Sesimbra's advantages stack: a 12-month season, 15 or more distinct launch sites, a dual character that works both as a pure coastal ridge destination and as an XC flying base, world-class consistency driven by the Portuguese nortada, and a town with genuine character at the foot of the cliffs. I have brought pilots here from all over Europe and the consistent response is that they wish they had discovered it sooner.
For a full breakdown of the local launches, the microclimate, and how the Atlantic ridge lift works at Sesimbra specifically, the guide at Paragliding in Sesimbra covers everything in detail. And if you want to understand the physics of what makes Atlantic ridge lift different from mountain or inland ridge sites, the Atlantic Coastal Soaring — How Ridge Lift Works guide goes deep on the mechanics.
Tips for Visiting Any Coastal Paragliding Site
Whether you're heading to Sesimbra, Iquique, or Makapuu, the same set of principles applies. Coastal flying has a distinctive character that catches out pilots who arrive with purely inland or mountain habits, and a few preparation steps make a significant difference to how the visit goes.
- Know the preferred wind direction before you arrive. Every coastal site has a preferred window — a range of wind directions and speeds within which it works well. Ask local pilots or clubs for the exact parameters. A site that works in NW winds may become dangerous in a NNW, where rotor behind a headland changes the picture entirely.
- Understand the landing zone before you launch. On coastal sites, landing options are often limited to a single beach or field. Know exactly where you are going before you leave the ground. Landing in the sea is possible at some sites; landing on rocks is rarely survivable. These are not inland landings where a field anywhere will do.

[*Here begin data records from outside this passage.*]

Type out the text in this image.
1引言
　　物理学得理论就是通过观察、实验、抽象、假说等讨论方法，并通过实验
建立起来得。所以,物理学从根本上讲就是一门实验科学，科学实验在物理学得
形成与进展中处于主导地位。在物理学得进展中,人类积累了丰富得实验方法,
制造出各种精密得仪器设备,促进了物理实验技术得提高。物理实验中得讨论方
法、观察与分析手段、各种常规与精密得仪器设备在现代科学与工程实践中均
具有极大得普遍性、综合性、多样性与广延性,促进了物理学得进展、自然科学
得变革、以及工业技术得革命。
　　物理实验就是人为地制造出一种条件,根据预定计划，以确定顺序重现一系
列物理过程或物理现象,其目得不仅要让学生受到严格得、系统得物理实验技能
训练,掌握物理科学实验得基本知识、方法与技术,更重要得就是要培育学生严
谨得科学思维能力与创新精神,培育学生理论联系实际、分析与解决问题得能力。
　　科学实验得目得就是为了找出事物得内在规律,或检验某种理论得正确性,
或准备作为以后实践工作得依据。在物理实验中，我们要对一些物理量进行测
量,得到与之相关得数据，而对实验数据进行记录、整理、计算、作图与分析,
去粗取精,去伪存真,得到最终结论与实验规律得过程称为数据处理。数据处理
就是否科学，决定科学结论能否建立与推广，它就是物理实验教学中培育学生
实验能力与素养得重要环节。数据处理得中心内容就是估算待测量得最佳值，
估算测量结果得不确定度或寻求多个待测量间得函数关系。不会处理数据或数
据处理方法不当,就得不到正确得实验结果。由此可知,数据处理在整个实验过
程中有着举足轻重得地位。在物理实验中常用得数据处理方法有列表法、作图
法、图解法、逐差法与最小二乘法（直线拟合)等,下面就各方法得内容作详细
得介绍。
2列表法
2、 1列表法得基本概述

- Respect rotor hazards behind headlands and cliff edges. The lift band above a cliff is clean and laminar. The air immediately downwind of a headland or cliff corner is not. Rotor — turbulent, reversed airflow — forms in these zones and is the most common cause of coastal incidents. Know where the cliff corners are and stay away from the downwind side.

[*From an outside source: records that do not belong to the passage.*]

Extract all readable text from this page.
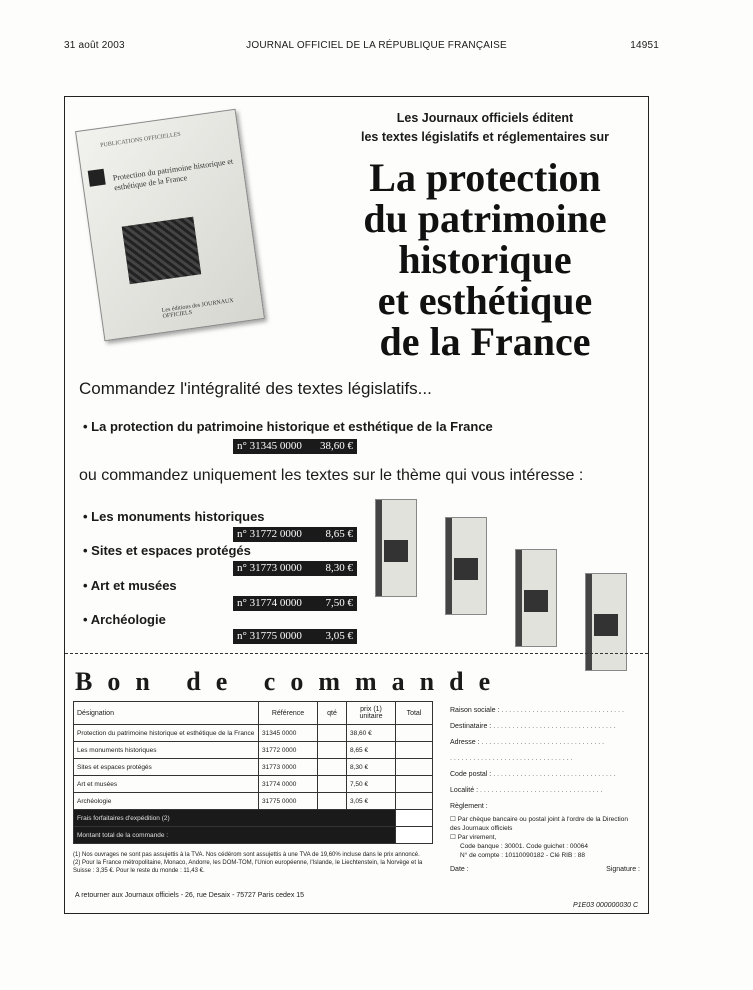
31 août 2003	JOURNAL OFFICIEL DE LA RÉPUBLIQUE FRANÇAISE	14951
PUBLICATIONS OFFICIELLES
Protection du patrimoine historique et esthétique de la France
Les éditions des JOURNAUX OFFICIELS
Les Journaux officiels éditent
les textes législatifs et réglementaires sur
La protection
du patrimoine
historique
et esthétique
de la France
Commandez l'intégralité des textes législatifs...
• La protection du patrimoine historique et esthétique de la France
n° 31345 0000 38,60 €
ou commandez uniquement les textes sur le thème qui vous intéresse :
• Les monuments historiques
n° 31772 0000 8,65 €
• Sites et espaces protégés
n° 31773 0000 8,30 €
• Art et musées
n° 31774 0000 7,50 €
• Archéologie
n° 31775 0000 3,05 €
Bon de commande
Désignation	Référence	qté	prix (1) unitaire	Total
Protection du patrimoine historique et esthétique de la France	31345 0000		38,60 €	
Les monuments historiques	31772 0000		8,65 €	
Sites et espaces protégés	31773 0000		8,30 €	
Art et musées	31774 0000		7,50 €	
Archéologie	31775 0000		3,05 €	
Frais forfaitaires d'expédition (2)				
Montant total de la commande :				
(1) Nos ouvrages ne sont pas assujettis à la TVA. Nos cédérom sont assujettis à une TVA de 19,60% incluse dans le prix annoncé.
(2) Pour la France métropolitaine, Monaco, Andorre, les DOM-TOM, l'Union européenne, l'Islande, le Liechtenstein, la Norvège et la Suisse : 3,35 €. Pour le reste du monde : 11,43 €.
A retourner aux Journaux officiels - 26, rue Desaix - 75727 Paris cedex 15
Raison sociale : . . .
Destinataire : . . .
Adresse : . . .
. . .
Code postal : . . .
Localité : . . .
Règlement :
☐ Par chèque bancaire ou postal joint à l'ordre de la Direction des Journaux officiels
☐ Par virement,
Code banque : 30001. Code guichet : 00064
N° de compte : 10110090182 - Clé RIB : 88
Date :	Signature :
P1E03 000000030 C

- Fly with someone who knows the site on your first visit. Every site has specific knowledge that is not in any guidebook — where the lift band narrows, which section of cliff generates the strongest turbulence in afternoon gusts, where the return flight from the far end of the ridge gets difficult. One flight with a local pilot is worth five solo days of figuring it out the hard way.
- Check your insurance covers overseas free-flying. Many federation policies have restrictions on overseas flying or have exclusions for competition events. Check the policy before you travel, not after you land. Some destinations also have mandatory third-party liability requirements for visiting pilots that your home federation policy may not satisfy automatically.